On Mar 4, 3:27*am, seventripleone wrote:
On Mar 2, 9:05*pm, Andy wrote:
Anyone that designed a system to transmit a critical parameter as a
fraction of a reference voltage but did not also provide the reference
voltage *to the receiving system would be better employed flipping
burgers. *In other words, a properly designed engine speed monitoring
system would be independent of the battery voltage.
RFI could have strange results though. *Maybe the incorrectly
installed capacitor allowed RF on the radio power line and that
coupled into the engine monitor.
I'd generally fully agree with you on this one, but there is no signal
outside of the electronics box (case mostly metal and made by Ilec
BTW). Except that you can connect an external voltmeter to act as RPM
indicator on older units and on new ones there is perhaps an internal
DVM module to do the same.
The box senses the RPM as ignition pulses via the earthing lines from
the two ignition modules (coils) and does the conversion internally.

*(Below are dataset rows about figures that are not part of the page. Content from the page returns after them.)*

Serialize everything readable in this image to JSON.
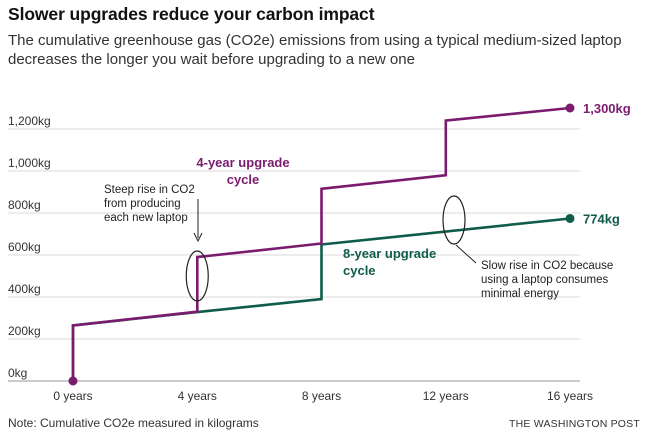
{
  "header": {
    "title": "Slower upgrades reduce your carbon impact",
    "subtitle": "The cumulative greenhouse gas (CO2e) emissions from using a typical medium-sized laptop decreases the longer you wait before upgrading to a new one"
  },
  "footer": {
    "note": "Note: Cumulative CO2e measured in kilograms",
    "source": "THE WASHINGTON POST"
  },
  "chart_data": {
    "type": "line",
    "title": "Slower upgrades reduce your carbon impact",
    "subtitle": "The cumulative greenhouse gas (CO2e) emissions from using a typical medium-sized laptop decreases the longer you wait before upgrading to a new one",
    "xlabel": "",
    "ylabel": "",
    "x_ticks": [
      {
        "value": 0,
        "label": "0 years"
      },
      {
        "value": 4,
        "label": "4 years"
      },
      {
        "value": 8,
        "label": "8 years"
      },
      {
        "value": 12,
        "label": "12 years"
      },
      {
        "value": 16,
        "label": "16 years"
      }
    ],
    "y_ticks": [
      {
        "value": 0,
        "label": "0kg"
      },
      {
        "value": 200,
        "label": "200kg"
      },
      {
        "value": 400,
        "label": "400kg"
      },
      {
        "value": 600,
        "label": "600kg"
      },
      {
        "value": 800,
        "label": "800kg"
      },
      {
        "value": 1000,
        "label": "1,000kg"
      },
      {
        "value": 1200,
        "label": "1,200kg"
      }
    ],
    "xlim": [
      0,
      16
    ],
    "ylim": [
      0,
      1300
    ],
    "grid": "horizontal",
    "series": [
      {
        "name": "4-year upgrade cycle",
        "label_lines": [
          "4-year upgrade",
          "cycle"
        ],
        "color": "#7b1b6e",
        "end_label": "1,300kg",
        "points": [
          [
            0,
            0
          ],
          [
            0,
            265
          ],
          [
            4,
            330
          ],
          [
            4,
            590
          ],
          [
            8,
            655
          ],
          [
            8,
            915
          ],
          [
            12,
            980
          ],
          [
            12,
            1240
          ],
          [
            16,
            1300
          ]
        ]
      },
      {
        "name": "8-year upgrade cycle",
        "label_lines": [
          "8-year upgrade",
          "cycle"
        ],
        "color": "#0f5c4a",
        "end_label": "774kg",
        "points": [
          [
            0,
            0
          ],
          [
            0,
            265
          ],
          [
            4,
            328
          ],
          [
            8,
            390
          ],
          [
            8,
            650
          ],
          [
            16,
            774
          ]
        ]
      }
    ],
    "annotations": [
      {
        "lines": [
          "Steep rise in CO2",
          "from producing",
          "each new laptop"
        ]
      },
      {
        "lines": [
          "Slow rise in CO2 because",
          "using a laptop consumes",
          "minimal energy"
        ]
      }
    ]
  }
}
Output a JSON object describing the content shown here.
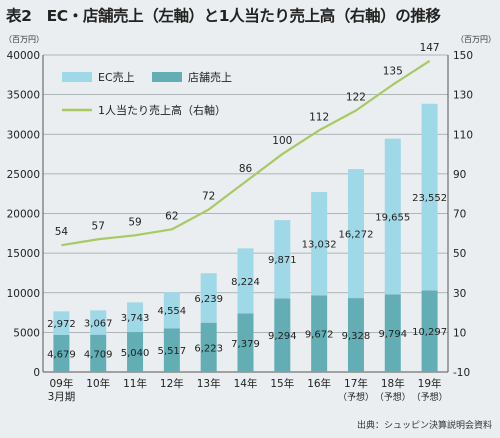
{
  "chart_data": {
    "type": "bar",
    "title": "表2　EC・店舗売上（左軸）と1人当たり売上高（右軸）の推移",
    "left_unit": "（百万円）",
    "right_unit": "（百万円）",
    "categories": [
      [
        "09年",
        "3月期"
      ],
      [
        "10年"
      ],
      [
        "11年"
      ],
      [
        "12年"
      ],
      [
        "13年"
      ],
      [
        "14年"
      ],
      [
        "15年"
      ],
      [
        "16年"
      ],
      [
        "17年",
        "（予想）"
      ],
      [
        "18年",
        "（予想）"
      ],
      [
        "19年",
        "（予想）"
      ]
    ],
    "series": [
      {
        "name": "店舗売上",
        "type": "bar",
        "axis": "left",
        "color": "#62aeb4",
        "values": [
          4679,
          4709,
          5040,
          5517,
          6223,
          7379,
          9294,
          9672,
          9328,
          9794,
          10297
        ],
        "labels": [
          "4,679",
          "4,709",
          "5,040",
          "5,517",
          "6,223",
          "7,379",
          "9,294",
          "9,672",
          "9,328",
          "9,794",
          "10,297"
        ]
      },
      {
        "name": "EC売上",
        "type": "bar",
        "axis": "left",
        "color": "#9fd8e6",
        "values": [
          2972,
          3067,
          3743,
          4554,
          6239,
          8224,
          9871,
          13032,
          16272,
          19655,
          23552
        ],
        "labels": [
          "2,972",
          "3,067",
          "3,743",
          "4,554",
          "6,239",
          "8,224",
          "9,871",
          "13,032",
          "16,272",
          "19,655",
          "23,552"
        ]
      },
      {
        "name": "1人当たり売上高（右軸）",
        "type": "line",
        "axis": "right",
        "color": "#a9c963",
        "values": [
          54,
          57,
          59,
          62,
          72,
          86,
          100,
          112,
          122,
          135,
          147
        ],
        "labels": [
          "54",
          "57",
          "59",
          "62",
          "72",
          "86",
          "100",
          "112",
          "122",
          "135",
          "147"
        ]
      }
    ],
    "left_axis": {
      "min": 0,
      "max": 40000,
      "ticks": [
        "0",
        "5000",
        "10000",
        "15000",
        "20000",
        "25000",
        "30000",
        "35000",
        "40000"
      ]
    },
    "right_axis": {
      "min": -10,
      "max": 150,
      "ticks": [
        "-10",
        "10",
        "30",
        "50",
        "70",
        "90",
        "110",
        "130",
        "150"
      ]
    },
    "legend": {
      "placement": "top-left"
    },
    "grid": true
  },
  "source": "出典：シュッピン決算説明会資料"
}
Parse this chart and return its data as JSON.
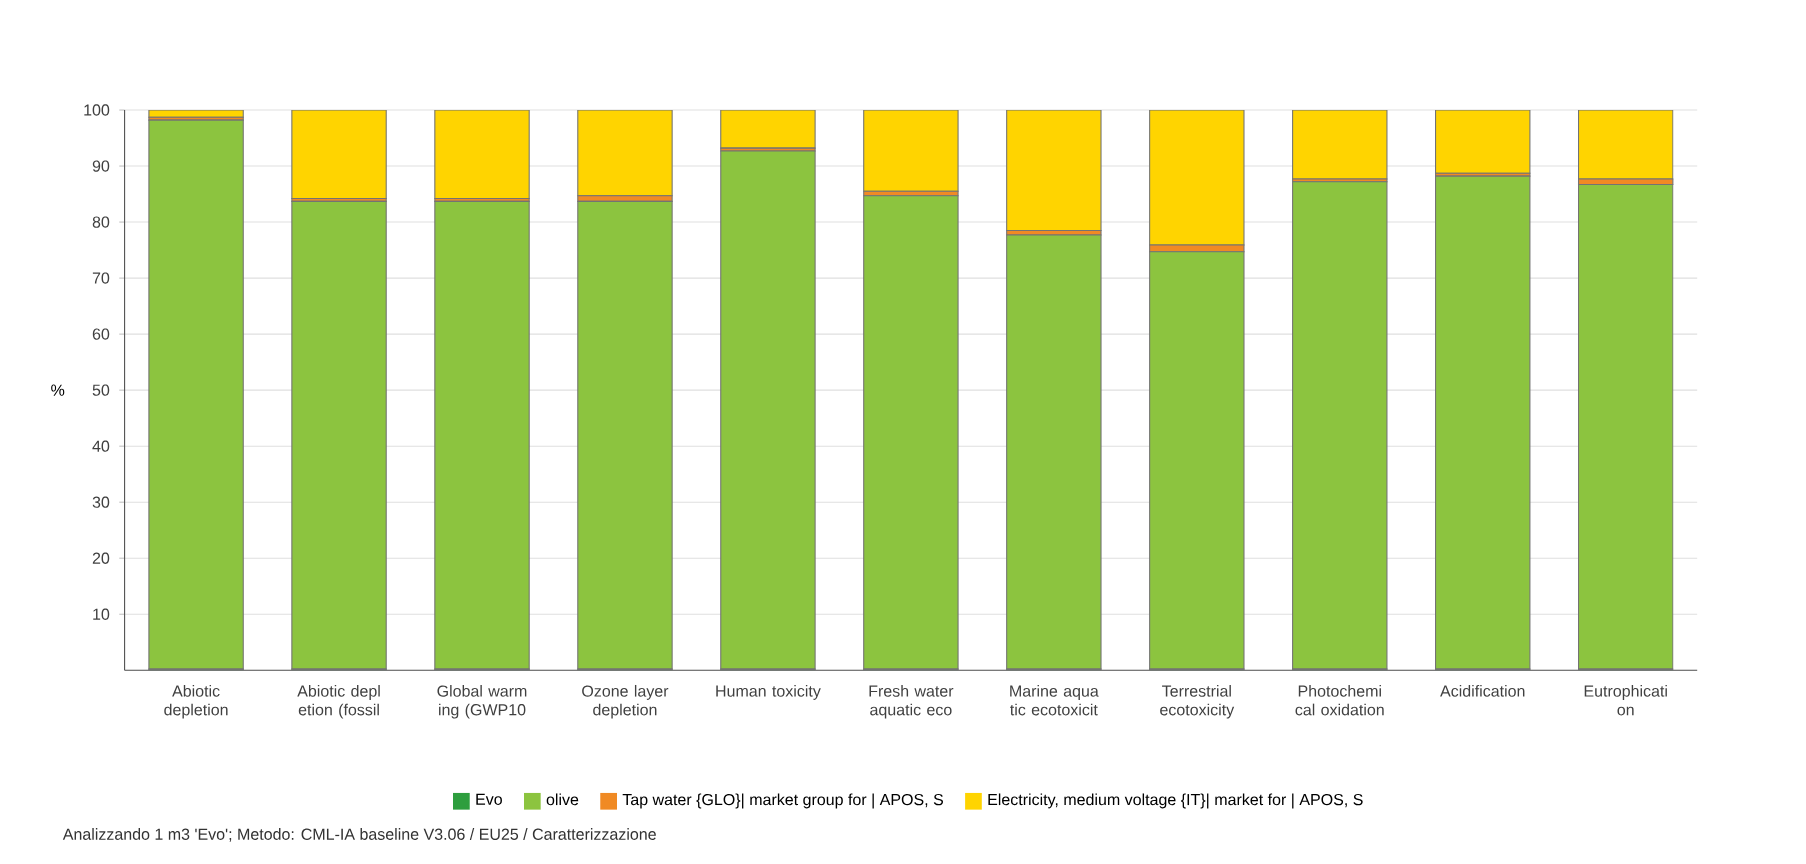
{
  "chart_data": {
    "type": "bar",
    "stacked": true,
    "ylabel": "%",
    "categories": [
      "Abiotic depletion",
      "Abiotic depl etion (fossil",
      "Global warm ing (GWP10",
      "Ozone layer depletion",
      "Human toxicity",
      "Fresh water aquatic eco",
      "Marine aqua tic ecotoxicit",
      "Terrestrial ecotoxicity",
      "Photochemi cal oxidation",
      "Acidification",
      "Eutrophicati on"
    ],
    "series": [
      {
        "name": "Evo",
        "color": "#2e9e3e",
        "values": [
          0.2,
          0.2,
          0.2,
          0.2,
          0.2,
          0.2,
          0.2,
          0.2,
          0.2,
          0.2,
          0.2
        ]
      },
      {
        "name": "olive",
        "color": "#8cc43f",
        "values": [
          98,
          83.5,
          83.5,
          83.5,
          92.5,
          84.5,
          77.5,
          74.5,
          87,
          88,
          86.5
        ]
      },
      {
        "name": "Tap water {GLO}| market group for | APOS, S",
        "color": "#f08a24",
        "values": [
          0.5,
          0.5,
          0.5,
          1,
          0.5,
          0.8,
          0.8,
          1.2,
          0.5,
          0.5,
          1
        ]
      },
      {
        "name": "Electricity, medium voltage {IT}| market for | APOS, S",
        "color": "#ffd400",
        "values": [
          1.3,
          15.8,
          15.8,
          15.3,
          6.8,
          14.5,
          21.5,
          24.1,
          12.3,
          11.3,
          12.3
        ]
      }
    ],
    "ylim": [
      0,
      100
    ],
    "yticks": [
      10,
      20,
      30,
      40,
      50,
      60,
      70,
      80,
      90,
      100
    ],
    "grid": "y",
    "legend": "bottom",
    "annotations": [
      "Analizzando 1 m3 'Evo'; Metodo: CML-IA baseline V3.06 / EU25 / Caratterizzazione"
    ]
  }
}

Depending on said signal three LEDs are lit to indicate in which PRM
range (green, yellow, red) the engine is turning and the ignition is
switched off (earthed) when a threshold of ~7000 RPM is exceeded.

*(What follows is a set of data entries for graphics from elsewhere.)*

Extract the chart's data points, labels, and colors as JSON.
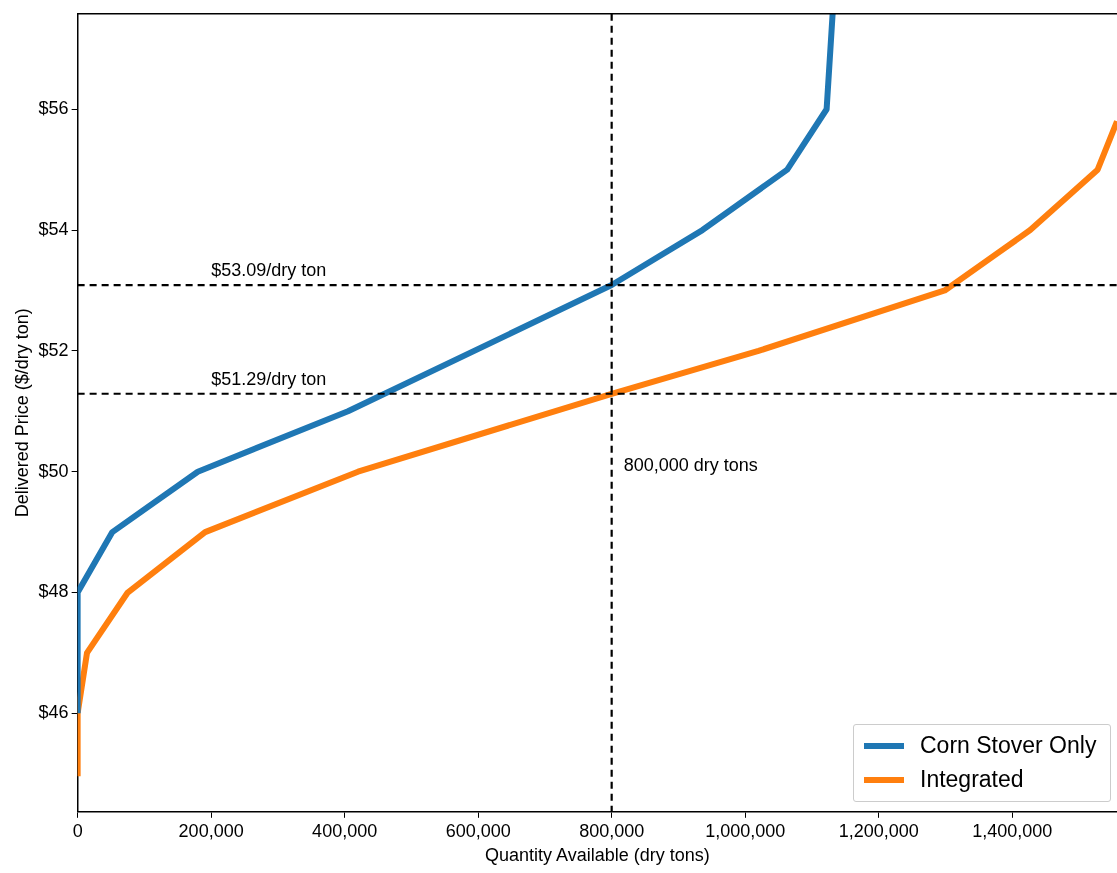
{
  "chart_data": {
    "type": "line",
    "xlabel": "Quantity Available (dry tons)",
    "ylabel": "Delivered Price ($/dry ton)",
    "series": [
      {
        "name": "Corn Stover Only",
        "color": "#1f77b4",
        "x": [
          0,
          0,
          52000,
          180000,
          405000,
          800000,
          936000,
          1063000,
          1122000,
          1131000
        ],
        "values": [
          46,
          48,
          49,
          50,
          51,
          53.09,
          54,
          55,
          56,
          57.58
        ]
      },
      {
        "name": "Integrated",
        "color": "#ff7f0e",
        "x": [
          0,
          0,
          14000,
          75000,
          191000,
          420000,
          800000,
          1020000,
          1299000,
          1427000,
          1528000,
          1557000
        ],
        "values": [
          44.96,
          46,
          47,
          48,
          49,
          50,
          51.29,
          52,
          53,
          54,
          55,
          55.8
        ]
      }
    ],
    "xlim": [
      0,
      1557000
    ],
    "ylim": [
      44.37,
      57.58
    ],
    "xticks": [
      {
        "value": 0,
        "label": "0"
      },
      {
        "value": 200000,
        "label": "200,000"
      },
      {
        "value": 400000,
        "label": "400,000"
      },
      {
        "value": 600000,
        "label": "600,000"
      },
      {
        "value": 800000,
        "label": "800,000"
      },
      {
        "value": 1000000,
        "label": "1,000,000"
      },
      {
        "value": 1200000,
        "label": "1,200,000"
      },
      {
        "value": 1400000,
        "label": "1,400,000"
      }
    ],
    "yticks": [
      {
        "value": 46,
        "label": "$46"
      },
      {
        "value": 48,
        "label": "$48"
      },
      {
        "value": 50,
        "label": "$50"
      },
      {
        "value": 52,
        "label": "$52"
      },
      {
        "value": 54,
        "label": "$54"
      },
      {
        "value": 56,
        "label": "$56"
      }
    ],
    "ref_lines": [
      {
        "axis": "y",
        "value": 53.09,
        "label": "$53.09/dry ton",
        "color": "#000000",
        "line_style": "dashed"
      },
      {
        "axis": "y",
        "value": 51.29,
        "label": "$51.29/dry ton",
        "color": "#000000",
        "line_style": "dashed"
      },
      {
        "axis": "x",
        "value": 800000,
        "label": "800,000 dry tons",
        "color": "#000000",
        "line_style": "dashed"
      }
    ],
    "legend": "bottom right",
    "grid": false,
    "marker": "none",
    "line_style": "solid"
  }
}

The above does contain some informal reverse engineering concerning
the internal workings of the box on my side to be honest but i'd
happily buy you all a round if i'm wrong.
(IMHO it's much better to try to contain the RF in the radio and
antenna cable than try to harden everything in the glider against it.
Otherwise i'd end up with tinfoil around my b**** :-)
Thanks for the replies, - at least the reasoned and helpful ones. I
am at Seminole Lake and spent a half hour yesterday with the very well
informed TA discussing the mystery. Additional information, that may
be relevant:
• I don't know if the problem has existed from the beginning, as with
the engine running I can't hear myself think. It was only recently,
while flying with a friend, I got low and advised I was going to light
the engine. He asked me to advise him when it was running, and so
even though I knew I would not hear a reply, when it lit as it very
reliably has, I pressed the PTT and had an Oh Sh*t moment. I released
the button and the engine caught again. I again tried to transmit,
and the engine died. The following day I verified while just off tow
that each push killed the engine.
• I did not look for the effect on the LED's which might have been
showing an 'overspeed' signal
• I tried the PTT when the radio was removed for the recall, and there
was no effect
• I don't have the knowledge to trace ground leads and the like, and
so did not
TA theorized, if I can explain it accurately, that RF interference was
picked up by the wires from the rev sensor and the sensing unit
interpreted these as excess RPM, and grounded the magneto. This is
similar to the speculation from seventripleone. 711 has offered me
his unrepaired radio to try to again induce the problem, and eliminate
the possibility that it arose from frayed wires in the harness.
Me, I like the explanation that I let the smoke out. Thanks all.